她买东西很快,不像其她人讨价还价半天,只要新鲜,她觉得价格合适就买,买完就走。
因此,早市的摊主都很喜欢她。
买完东西,她挎着篮子往回走,卖鸡蛋的李婆婆叫住了她:“苏姑娘。”
苏令晚停了下来,转身走过去,柔声叫她:“婆婆,有事呀?”
李婆婆扭头从一旁的箩筐里拎了只通体雪白的小奶狗出来:“我听说你想养条狗,我家的旺财前几天生了一窝仔,喏,送你一个。”
苏令晚眼睛一下子就亮了。
她开心地伸手去接:“谢谢婆婆。”
“谢什么,上次我家老头摔倒,多亏你帮忙送去医馆。”李婆婆说着就红了眼眶。
她和老伴有一个儿子,儿子娶了媳妇就对老两口不管不问,俩老人过得很辛苦。
上次李老头在路上摔倒,被苏令晚遇上,送去了医馆,还垫付了药费。
老两口对她一直心怀感激。
苏令晚安慰了她几句,随后抱着小狗回了面馆。
苏令扬已经起了,正在院子里读书,看到她抱了只狗回来,好奇地问:“姐,哪来的小狗?”
苏令晚说了事情经过。
末了又道:“你一会儿若是读书累了,就帮我给它弄个狗窝。”
“好咧。”
苏令扬刚答应完,苏母就从屋里走了出来。
她不太赞同地看着苏令晚:“这狗脏得很,你养它做什么?”
“娘,最近京城不太平,附近街坊老是有丢东西的,隔壁陈叔和王婶都养了,我想着也养一只,若是有小偷来,它叫几声咱也能听得见。”
苏母依旧蹙着眉头,不情不愿。
“娘。

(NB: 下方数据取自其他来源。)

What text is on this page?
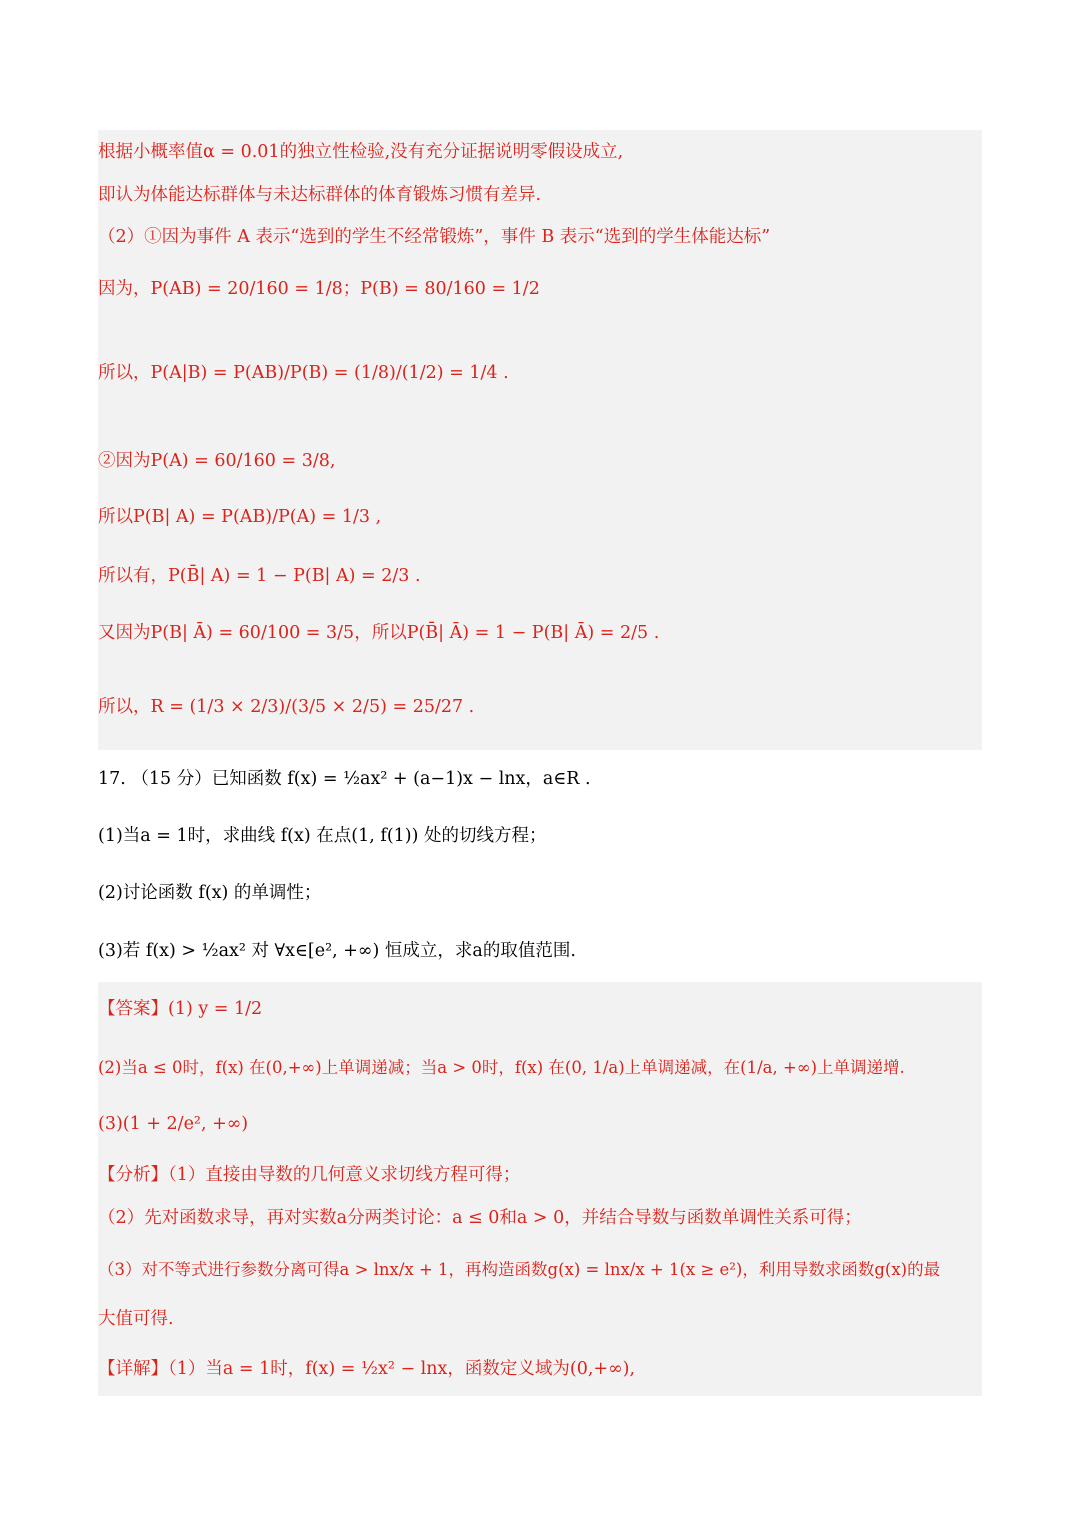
根据小概率值α = 0.01的独立性检验,没有充分证据说明零假设成立,
即认为体能达标群体与未达标群体的体育锻炼习惯有差异.
（2）①因为事件 A 表示“选到的学生不经常锻炼”，事件 B 表示“选到的学生体能达标”
因为，P(AB) = 20/160 = 1/8；P(B) = 80/160 = 1/2
所以，P(A|B) = P(AB)/P(B) = (1/8)/(1/2) = 1/4 .
②因为P(A) = 60/160 = 3/8,
所以P(B| A) = P(AB)/P(A) = 1/3 ,
所以有，P(B̄| A) = 1 − P(B| A) = 2/3 .
又因为P(B| Ā) = 60/100 = 3/5，所以P(B̄| Ā) = 1 − P(B| Ā) = 2/5 .
所以，R = (1/3 × 2/3)/(3/5 × 2/5) = 25/27 .
17. （15 分）已知函数 f(x) = ½ax² + (a−1)x − lnx，a∈R .
(1)当a = 1时，求曲线 f(x) 在点(1, f(1)) 处的切线方程；
(2)讨论函数 f(x) 的单调性；
(3)若 f(x) > ½ax² 对 ∀x∈[e², +∞) 恒成立，求a的取值范围.
【答案】(1) y = 1/2
(2)当a ≤ 0时，f(x) 在(0,+∞)上单调递减；当a > 0时，f(x) 在(0, 1/a)上单调递减，在(1/a, +∞)上单调递增.
(3)(1 + 2/e², +∞)
【分析】（1）直接由导数的几何意义求切线方程可得；
（2）先对函数求导，再对实数a分两类讨论：a ≤ 0和a > 0，并结合导数与函数单调性关系可得；
（3）对不等式进行参数分离可得a > lnx/x + 1，再构造函数g(x) = lnx/x + 1(x ≥ e²)，利用导数求函数g(x)的最
大值可得.
【详解】（1）当a = 1时，f(x) = ½x² − lnx，函数定义域为(0,+∞),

”苏令扬上前一把抱住苏母的胳膊撒娇,“你就让姐姐养吧,她说得对,最近京城不太平,若是半夜院子里进了小偷,要是偷了您的银子,您不心疼?”
苏母‘扑哧’一下就乐了。
“咱家哪来的银子?你姐挣的那点还不够花的。”
话说得不中听,但到底态度软了下来。
苏令晚进屋,拿了一个旧箩筐,给它垫了一层软布,将小奶狗放了进去。
见它眯着眼睛睡得香,苏令晚放心地去了前面铺子。
早上客人不少,一个接一个,等苏令晚忙完,日头已经老高。
抽空吃了点早饭,她又开始准备中午要用的食材。
韩序来的时候,她正在摘菜,翠绿的菜叶在她白皙的指尖翻飞,他站在门口,安静地看着她,直到她察觉有异,回头看他。
大概是知道他要来,苏令晚并未太过意外。
只是这么久不见,他似乎又长高了一些。
他原本就比她高了许多,现在两人站在一起,愈发衬得她像个小矮子。
一身鸦青色锦袍,身姿修长挺拔,皮肤白皙,长相俊朗。
再加上那一身与生俱来的衿贵之气......
这样的韩序站在她逼仄的面馆里,格格不入。
起身,她朝他走来,声音一如既往的柔软:“你回来啦。”
韩序没说话,视线落在她白净的脸上,沉默了好一会儿,才开了口:“怎么瘦了?”
苏令晚抬手,摸了摸自己的脸颊,然后笑着回他:“还好啊。”
韩序看了一眼她头上斜插的木簪,将手里的锦盒递过去:“随手买的,看看喜不喜欢?”
苏令晚看他一眼。
犹豫了一下,伸手接了过去。
打开,里面是一枚茶花簪子,宝石红的山茶花含苞待放、娇艳欲滴,很好看。
只是......
她将盒子扣上,又递给了韩序:“太贵重了,我不能要。”
原本还心情不错的韩序,顿时沉了脸色。
他大步入内,擦肩而过的同时撂下话:“不要就扔了!”
“......”
知道他的臭脾气。
苏令晚没再拒绝,将锦盒放在一旁的柜子上,扭头看他:“可吃过早饭?”
“没。”
“我去给你煮面。”
苏令晚转身进了厨房,原本坐在桌前的韩序也跟着走了过去。
他将身子倚在厨房门口,看着在厨台前忙碌的苏令晚:“生意怎么样?”
“还行,挺好的。”
苏令晚将面条下锅,“你呢?在书院那边还好吗?”
“我有什么不好?”韩序双手环胸,“又没人敢惹我!”
这话说得嚣张,却也是事实。
父亲是大业朝正一品的骠骑大将军,母亲是襄王嫡女乾乐郡主,这样的显赫身份,谁敢欺惹?
他不欺负别人,就算好的。
苏令晚丢了一小把青菜进锅里,拿筷子一边叫了搅,然后轻声开了口:“明年三月就要殿试了,有把握吗?”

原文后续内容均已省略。